The error to which I refer, is that of charging upon Arthur Lord Grey de Wilton, Deputy of Ireland in 1580, and Sir Walter Raleigh, then serving under him, the direction and execution of an wholesale massacre of the Italians and Spaniards who garrisoned Fort Del Ore, on the west coast of Ireland, when it had surrendered to the English forces under Lord Grey's command.

The authorities upon which this charge is made to rest are,-first, the brief notice in the Annals themselves; next, Muratori, the Italian annalist; again, "the testimony of all Catholic Irish writers," upon which, as Mr. O'Donovan states, "Lord Grey's character was branded with infamy over Europe;" and lastly, that of Doctor Leland, who, affecting more accuracy as he is removed further from the origin of the story, asserts, upon what authority he does not state, nor can I ascertain, that "the detestable service of butchering the prisoners in cold blood was committed to Sir Walter Raleigh." In opposition to these authorities, accredited as they are by Mr. O'Donovan's own remarks, I propose to place an original document, written on the spot by an eye-witness, and at the very date of the transactions themselves; and from which I design to argue that, though the reality of the lamentable massacre is unquestionable, yet that it was done neither under Lord Grey's direction nor by Sir Walter Raleigh's agency; but that it was one of those fierce casualties of war which in all ages have been the inevitable result of military licence, and was the lawless act of a soldiery provoked by resistance, and in the first flush of victory and plunder setting all subordination at defiance.

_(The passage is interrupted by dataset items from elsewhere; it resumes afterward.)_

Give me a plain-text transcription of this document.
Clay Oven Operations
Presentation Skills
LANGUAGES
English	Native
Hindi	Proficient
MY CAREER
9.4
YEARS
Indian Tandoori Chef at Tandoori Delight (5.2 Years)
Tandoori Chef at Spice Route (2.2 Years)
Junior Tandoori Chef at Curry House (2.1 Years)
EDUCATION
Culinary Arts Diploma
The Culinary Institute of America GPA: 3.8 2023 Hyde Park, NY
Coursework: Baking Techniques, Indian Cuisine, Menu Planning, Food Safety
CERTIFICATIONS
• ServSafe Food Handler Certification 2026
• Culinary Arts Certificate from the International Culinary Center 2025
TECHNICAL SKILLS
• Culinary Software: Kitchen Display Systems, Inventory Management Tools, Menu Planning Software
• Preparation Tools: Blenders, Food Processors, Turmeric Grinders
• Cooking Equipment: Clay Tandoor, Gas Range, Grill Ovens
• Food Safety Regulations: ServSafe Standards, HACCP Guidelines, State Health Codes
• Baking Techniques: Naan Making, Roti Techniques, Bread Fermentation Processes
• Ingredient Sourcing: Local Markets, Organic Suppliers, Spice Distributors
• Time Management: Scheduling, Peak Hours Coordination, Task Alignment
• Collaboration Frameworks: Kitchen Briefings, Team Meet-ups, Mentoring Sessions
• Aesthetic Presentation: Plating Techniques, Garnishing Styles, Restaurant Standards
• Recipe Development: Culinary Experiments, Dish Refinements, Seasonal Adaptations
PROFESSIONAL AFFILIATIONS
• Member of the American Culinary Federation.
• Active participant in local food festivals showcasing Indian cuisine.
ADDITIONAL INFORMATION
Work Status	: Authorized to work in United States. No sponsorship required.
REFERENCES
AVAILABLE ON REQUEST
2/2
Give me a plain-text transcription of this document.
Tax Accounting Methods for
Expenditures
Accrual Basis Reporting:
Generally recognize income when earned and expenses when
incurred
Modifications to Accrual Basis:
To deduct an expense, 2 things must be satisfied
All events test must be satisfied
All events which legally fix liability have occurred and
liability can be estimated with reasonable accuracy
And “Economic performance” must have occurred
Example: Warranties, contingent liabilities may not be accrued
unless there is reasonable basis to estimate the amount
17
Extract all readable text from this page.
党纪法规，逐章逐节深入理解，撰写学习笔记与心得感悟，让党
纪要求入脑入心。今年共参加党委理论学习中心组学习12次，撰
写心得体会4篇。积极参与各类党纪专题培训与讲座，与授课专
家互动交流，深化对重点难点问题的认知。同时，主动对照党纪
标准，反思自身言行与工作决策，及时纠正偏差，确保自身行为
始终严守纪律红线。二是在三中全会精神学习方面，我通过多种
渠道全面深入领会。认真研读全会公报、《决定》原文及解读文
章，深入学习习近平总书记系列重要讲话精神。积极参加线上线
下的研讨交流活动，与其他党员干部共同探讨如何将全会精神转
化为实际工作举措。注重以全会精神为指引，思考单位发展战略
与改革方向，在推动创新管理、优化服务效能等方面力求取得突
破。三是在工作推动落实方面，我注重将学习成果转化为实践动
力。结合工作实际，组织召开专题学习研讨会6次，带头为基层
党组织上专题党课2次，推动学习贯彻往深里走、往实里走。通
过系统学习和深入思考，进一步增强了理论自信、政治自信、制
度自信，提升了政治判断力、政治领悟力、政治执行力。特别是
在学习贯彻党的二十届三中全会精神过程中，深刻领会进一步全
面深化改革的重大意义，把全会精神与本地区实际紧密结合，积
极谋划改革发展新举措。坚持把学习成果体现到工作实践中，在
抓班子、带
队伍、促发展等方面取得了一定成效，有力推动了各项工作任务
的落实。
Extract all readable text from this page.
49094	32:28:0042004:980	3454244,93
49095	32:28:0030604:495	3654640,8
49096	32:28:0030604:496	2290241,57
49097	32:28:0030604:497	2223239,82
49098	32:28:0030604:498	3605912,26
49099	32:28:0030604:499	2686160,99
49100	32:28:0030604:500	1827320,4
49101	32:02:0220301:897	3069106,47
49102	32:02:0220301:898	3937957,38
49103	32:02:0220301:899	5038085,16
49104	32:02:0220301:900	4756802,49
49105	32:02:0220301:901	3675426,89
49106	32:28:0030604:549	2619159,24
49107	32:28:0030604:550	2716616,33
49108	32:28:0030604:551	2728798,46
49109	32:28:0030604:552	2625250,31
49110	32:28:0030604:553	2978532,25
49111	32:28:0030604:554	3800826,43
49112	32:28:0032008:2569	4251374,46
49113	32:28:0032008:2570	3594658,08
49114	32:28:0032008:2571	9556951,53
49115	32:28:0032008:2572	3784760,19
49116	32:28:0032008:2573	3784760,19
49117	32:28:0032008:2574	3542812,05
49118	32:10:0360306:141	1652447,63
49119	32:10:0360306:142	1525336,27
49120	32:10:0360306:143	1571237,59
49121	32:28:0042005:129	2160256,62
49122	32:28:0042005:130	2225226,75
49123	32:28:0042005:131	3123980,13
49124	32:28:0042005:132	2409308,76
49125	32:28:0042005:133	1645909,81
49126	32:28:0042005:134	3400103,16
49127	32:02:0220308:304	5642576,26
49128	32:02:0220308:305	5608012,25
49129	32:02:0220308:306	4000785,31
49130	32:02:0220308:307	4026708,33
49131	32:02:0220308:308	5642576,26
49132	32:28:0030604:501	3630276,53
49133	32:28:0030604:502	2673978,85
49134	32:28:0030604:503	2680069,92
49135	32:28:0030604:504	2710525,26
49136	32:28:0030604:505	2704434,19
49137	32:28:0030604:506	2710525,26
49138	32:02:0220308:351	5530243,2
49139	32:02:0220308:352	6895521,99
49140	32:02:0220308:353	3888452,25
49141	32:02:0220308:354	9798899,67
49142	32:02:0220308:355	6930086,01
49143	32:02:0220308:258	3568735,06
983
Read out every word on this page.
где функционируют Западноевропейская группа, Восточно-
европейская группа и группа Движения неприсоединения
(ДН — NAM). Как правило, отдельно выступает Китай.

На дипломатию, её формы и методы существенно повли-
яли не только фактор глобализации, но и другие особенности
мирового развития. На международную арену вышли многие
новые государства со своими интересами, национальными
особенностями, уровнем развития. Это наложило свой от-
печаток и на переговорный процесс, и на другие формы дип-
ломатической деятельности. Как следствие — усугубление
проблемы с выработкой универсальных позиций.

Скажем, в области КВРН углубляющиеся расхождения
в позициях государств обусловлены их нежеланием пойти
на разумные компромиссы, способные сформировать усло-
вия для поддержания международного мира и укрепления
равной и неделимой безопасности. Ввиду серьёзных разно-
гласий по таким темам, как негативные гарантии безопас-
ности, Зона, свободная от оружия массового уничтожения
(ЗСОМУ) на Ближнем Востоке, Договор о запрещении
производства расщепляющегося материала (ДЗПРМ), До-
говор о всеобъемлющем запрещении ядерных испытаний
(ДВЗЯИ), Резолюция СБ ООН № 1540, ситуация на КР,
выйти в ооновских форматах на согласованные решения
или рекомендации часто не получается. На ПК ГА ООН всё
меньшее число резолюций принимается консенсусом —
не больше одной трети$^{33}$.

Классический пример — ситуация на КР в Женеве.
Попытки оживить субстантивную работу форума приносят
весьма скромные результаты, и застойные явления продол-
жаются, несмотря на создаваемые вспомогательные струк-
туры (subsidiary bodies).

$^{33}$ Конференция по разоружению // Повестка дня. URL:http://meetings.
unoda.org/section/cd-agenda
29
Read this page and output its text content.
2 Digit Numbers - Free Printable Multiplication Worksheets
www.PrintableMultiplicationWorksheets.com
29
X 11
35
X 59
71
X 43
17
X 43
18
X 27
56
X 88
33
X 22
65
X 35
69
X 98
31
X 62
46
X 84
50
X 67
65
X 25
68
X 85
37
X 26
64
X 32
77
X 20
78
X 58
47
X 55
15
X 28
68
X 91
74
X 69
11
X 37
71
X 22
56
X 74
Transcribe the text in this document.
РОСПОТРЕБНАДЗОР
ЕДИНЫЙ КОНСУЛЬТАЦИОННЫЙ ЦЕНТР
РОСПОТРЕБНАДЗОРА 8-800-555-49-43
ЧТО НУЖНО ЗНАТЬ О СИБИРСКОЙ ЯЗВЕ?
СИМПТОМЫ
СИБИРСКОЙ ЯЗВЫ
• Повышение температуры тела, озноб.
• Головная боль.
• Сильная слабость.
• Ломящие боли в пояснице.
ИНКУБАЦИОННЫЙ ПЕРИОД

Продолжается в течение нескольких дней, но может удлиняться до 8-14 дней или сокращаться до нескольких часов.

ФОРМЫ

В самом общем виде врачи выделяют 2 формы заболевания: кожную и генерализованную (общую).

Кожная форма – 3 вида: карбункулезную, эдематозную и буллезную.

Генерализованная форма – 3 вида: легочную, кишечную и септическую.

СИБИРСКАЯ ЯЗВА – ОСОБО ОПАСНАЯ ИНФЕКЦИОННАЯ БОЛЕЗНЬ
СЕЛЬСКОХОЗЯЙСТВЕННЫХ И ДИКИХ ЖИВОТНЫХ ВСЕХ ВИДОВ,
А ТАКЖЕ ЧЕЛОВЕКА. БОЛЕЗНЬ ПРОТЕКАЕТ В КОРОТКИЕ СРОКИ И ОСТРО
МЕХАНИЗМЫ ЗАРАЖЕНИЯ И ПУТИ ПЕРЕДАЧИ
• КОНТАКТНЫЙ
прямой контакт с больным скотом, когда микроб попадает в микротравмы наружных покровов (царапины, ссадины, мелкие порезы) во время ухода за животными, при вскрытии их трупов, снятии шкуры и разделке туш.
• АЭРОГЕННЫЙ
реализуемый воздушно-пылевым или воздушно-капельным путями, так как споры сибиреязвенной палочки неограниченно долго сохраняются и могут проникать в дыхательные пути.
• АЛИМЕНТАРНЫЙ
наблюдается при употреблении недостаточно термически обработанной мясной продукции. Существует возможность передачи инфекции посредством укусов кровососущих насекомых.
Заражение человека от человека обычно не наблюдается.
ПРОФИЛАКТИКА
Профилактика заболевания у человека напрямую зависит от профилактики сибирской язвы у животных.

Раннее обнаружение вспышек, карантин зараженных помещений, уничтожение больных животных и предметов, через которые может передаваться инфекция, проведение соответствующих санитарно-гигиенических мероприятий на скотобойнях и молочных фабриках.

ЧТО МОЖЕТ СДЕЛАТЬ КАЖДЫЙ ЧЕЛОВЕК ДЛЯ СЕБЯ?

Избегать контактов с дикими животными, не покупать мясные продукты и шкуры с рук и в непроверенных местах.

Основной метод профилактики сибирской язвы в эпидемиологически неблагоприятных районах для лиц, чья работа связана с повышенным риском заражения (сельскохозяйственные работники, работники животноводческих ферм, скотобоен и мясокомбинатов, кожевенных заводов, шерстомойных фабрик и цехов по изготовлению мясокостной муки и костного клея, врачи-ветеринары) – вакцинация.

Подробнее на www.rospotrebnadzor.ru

Before we proceed further, let us reduce the subject-matter of inquiry within as small a compass as is consistent with free and full examination. The Annals themselves, though perhaps nearest in point of date, were

compiled more than fifty years after the transaction, and they are very brief and general in their mention of the whole affair. Muratori, who writes more than a century after, mentions nothing but a charge of cowardice and treachery against his countryman San Joseph, who commanded the fort. For all the Irish Catholic historians" referred to by Mr. O'Donovan, after examining with some attention those within my reach, namely, “O'Daly's History of the Geraldines" and the “Abbe Geohogan's General History of Ireland," I find in their accounts of this affair such minute and literal agreement with the text of an earlier authority, that I feel warranted in dismissing both, as mere transcripts of one and the same original. A comparison of both these writers with Philip O'Sullivan's (Bear)“ Historiæ Catholicæ Iberniæ Compendium," published at Lisbon, A.D. 1621, will, by their complete identity, at once satisfy any one, that the two later writers have merely copied from the pages of their predecessor, and that their seemingly cumulative testimony, like Falstaff's "men in buckram," dwindles into the evidence of "one," whom the learned Archbishop Usher* (to pass by a still stronger term elsewhere f†) does not scruple to designate as "nugatorum nostri temporis facile princeps," -the greatest trifler of the day. "Curry's History of the Irish Civil Wars comes too close to our own time to have any authority beyond what he can derive from the writers from whom he quotes, and these all must stand or fall with the credit of their original. We have then upon the one side "The Annals of the Four Masters,” “O'Sullivan's Compendium," and "Leland's Modern History ;" and on the other, "Spencer," the secretary of Lord Grey, who accompanied him in the expedition, and the document I am about to present to you, written from Smerwick Harbour the very day after the capture of the fort itself; and of which I cannot but think it strange that Mr. O'Donovan has made no use

* Usher, de Primordiis Eccles. p. 739.

+ In his "Religion of the Ancient Irish," p. 69, he says, "As egregious a liar! as any (I verily think) that this day breatheth in Christendom."